Book Review: "A Death in the Family" by Karl Ove Knausgård, translated by Don Bartlett

I heard about this book via Britain's First Book Blogger, who prefaces his review with the following quote:

“It is not every day one is sent a masterpiece to review”, wrote Gabriel Josipovici in reviewing WG Sebald's The Emigrants; “(I suppose one is lucky if it happens more than once or twice in a lifetime)”. He goes on to write that this is perhaps the closest he'll ever come. This is high praise indeed, and enough to spark my curiosity. A short while later, and I had located and downloaded a copy to my e-reader, poised to dive into this widely acclaimed memoir.

From the opening lines I was hooked:

For the heart, life is simple: it beats for as long as it can. Then is stops.

One of my favourite author's is Milan Kundera, who writes beautiful philosophical prose, unafraid to go off on tangents during the story, or to have his characters do likewise. Knausgård's writing has a similar quality. He spends time considering things, whether it's art, death, or love.

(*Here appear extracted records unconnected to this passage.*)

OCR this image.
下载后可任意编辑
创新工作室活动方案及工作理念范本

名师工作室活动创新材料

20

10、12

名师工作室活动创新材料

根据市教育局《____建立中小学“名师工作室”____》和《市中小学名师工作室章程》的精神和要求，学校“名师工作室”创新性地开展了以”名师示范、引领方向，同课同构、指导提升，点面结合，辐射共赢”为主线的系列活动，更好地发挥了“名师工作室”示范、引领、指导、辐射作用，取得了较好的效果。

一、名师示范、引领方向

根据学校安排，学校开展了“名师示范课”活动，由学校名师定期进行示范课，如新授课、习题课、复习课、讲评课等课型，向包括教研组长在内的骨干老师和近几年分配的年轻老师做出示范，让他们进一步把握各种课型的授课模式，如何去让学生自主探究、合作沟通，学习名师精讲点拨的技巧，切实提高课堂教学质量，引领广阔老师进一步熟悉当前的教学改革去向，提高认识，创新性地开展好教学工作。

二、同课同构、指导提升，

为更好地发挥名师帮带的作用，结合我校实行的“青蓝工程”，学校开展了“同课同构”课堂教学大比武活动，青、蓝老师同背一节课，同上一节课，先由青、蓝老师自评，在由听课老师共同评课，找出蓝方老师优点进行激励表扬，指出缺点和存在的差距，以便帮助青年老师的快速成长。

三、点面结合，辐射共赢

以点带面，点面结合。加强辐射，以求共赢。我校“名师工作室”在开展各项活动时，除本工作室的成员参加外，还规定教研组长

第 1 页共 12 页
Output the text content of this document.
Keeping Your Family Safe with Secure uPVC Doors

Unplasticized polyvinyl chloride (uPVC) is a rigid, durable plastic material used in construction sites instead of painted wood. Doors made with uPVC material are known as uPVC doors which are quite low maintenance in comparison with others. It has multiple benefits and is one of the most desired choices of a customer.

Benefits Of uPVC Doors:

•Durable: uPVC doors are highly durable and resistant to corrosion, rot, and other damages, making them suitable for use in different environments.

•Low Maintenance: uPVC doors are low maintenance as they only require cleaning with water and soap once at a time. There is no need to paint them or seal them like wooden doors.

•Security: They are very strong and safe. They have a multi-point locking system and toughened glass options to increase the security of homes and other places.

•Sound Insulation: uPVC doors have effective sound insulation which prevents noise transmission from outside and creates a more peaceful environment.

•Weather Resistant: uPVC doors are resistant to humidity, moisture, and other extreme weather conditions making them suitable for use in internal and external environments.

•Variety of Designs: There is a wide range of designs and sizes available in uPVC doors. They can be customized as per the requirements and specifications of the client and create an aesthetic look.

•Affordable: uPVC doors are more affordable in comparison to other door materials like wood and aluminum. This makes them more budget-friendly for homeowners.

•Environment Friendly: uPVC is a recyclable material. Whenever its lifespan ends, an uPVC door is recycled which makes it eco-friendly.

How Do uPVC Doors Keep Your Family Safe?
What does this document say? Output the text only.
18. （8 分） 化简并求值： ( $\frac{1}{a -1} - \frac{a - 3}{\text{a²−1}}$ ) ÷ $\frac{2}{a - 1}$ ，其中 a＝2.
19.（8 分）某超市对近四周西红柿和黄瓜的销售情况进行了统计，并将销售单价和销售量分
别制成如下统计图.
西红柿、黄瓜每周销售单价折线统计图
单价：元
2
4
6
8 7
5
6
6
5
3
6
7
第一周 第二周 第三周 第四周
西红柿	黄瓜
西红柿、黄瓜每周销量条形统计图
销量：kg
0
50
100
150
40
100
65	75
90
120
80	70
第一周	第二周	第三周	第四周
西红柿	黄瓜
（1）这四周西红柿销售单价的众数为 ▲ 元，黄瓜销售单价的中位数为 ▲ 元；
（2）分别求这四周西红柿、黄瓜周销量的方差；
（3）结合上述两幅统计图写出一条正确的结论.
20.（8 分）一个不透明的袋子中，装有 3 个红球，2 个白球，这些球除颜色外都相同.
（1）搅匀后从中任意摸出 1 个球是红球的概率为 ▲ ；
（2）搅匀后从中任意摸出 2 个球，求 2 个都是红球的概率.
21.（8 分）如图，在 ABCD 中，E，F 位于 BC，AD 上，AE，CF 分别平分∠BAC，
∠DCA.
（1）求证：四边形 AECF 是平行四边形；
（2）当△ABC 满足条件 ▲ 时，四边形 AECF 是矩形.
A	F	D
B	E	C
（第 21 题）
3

The book is primarily about Knausgård's difficult relationship with his father. Growing up as the youngest of two sons, the reader is taken through Knausgård's early life in the first half of the novel. The narrative jumps from present to past on a number of occasions, which made the experience of remembering all the more authentic. As a reader, I felt as though I was going on a very personal journey with the author, and I sensed a genuine connection with the writer, in a way I don't recall experiencing before. 

This is also a book about growing up, about what it means to come to see your parents as people, with real flaws and real weaknesses. For Knausgård, this realisation comes to a head painfully in the second half of the book, when his Father dies as a result of his descent into alcoholism. It is difficult to read about the house full of bottles, about the way his Father lived in filth, so I can only imagine it must have been difficult to write about. Yet, he does write about it, emphasizing every minute detail, and presenting the reality of this man. 

Throughout the book, Knausgård addresses the pain of the failure to communicate and fully engage with those we love, despite efforts on both sides, and what makes his story so sad, is that he never had the opportunity to correct this. His real triumph though, is in conveying the reality of death. He contemplates the role of death in our society:

On the one hand, it is all around us, we are inundated by news of deaths, pictures of dead people; for death, in that respect, there are no limits, it is massive, ubiquitous, inexhaustible. But this is death as an idea, death without a body, death as thought and image, death as an intellectual concept. This death is the same as the word 'death', the body-less entity referred to when a dead person's name is used.  (175)

The moment in which Knausgård comes face to face with his father's corpse is the most moving and powerful point in the memoir, though I won't ruin it for you here. This book is an elegy, stark, and honest. In a way, there could be no greater tribute to his Father.

"A Death in the Family" earns its right to be called a masterpiece because it tells the story of a life, ordinary in many ways. There is no pretence. It is simply what happened, told eloquently and with touching sincerity.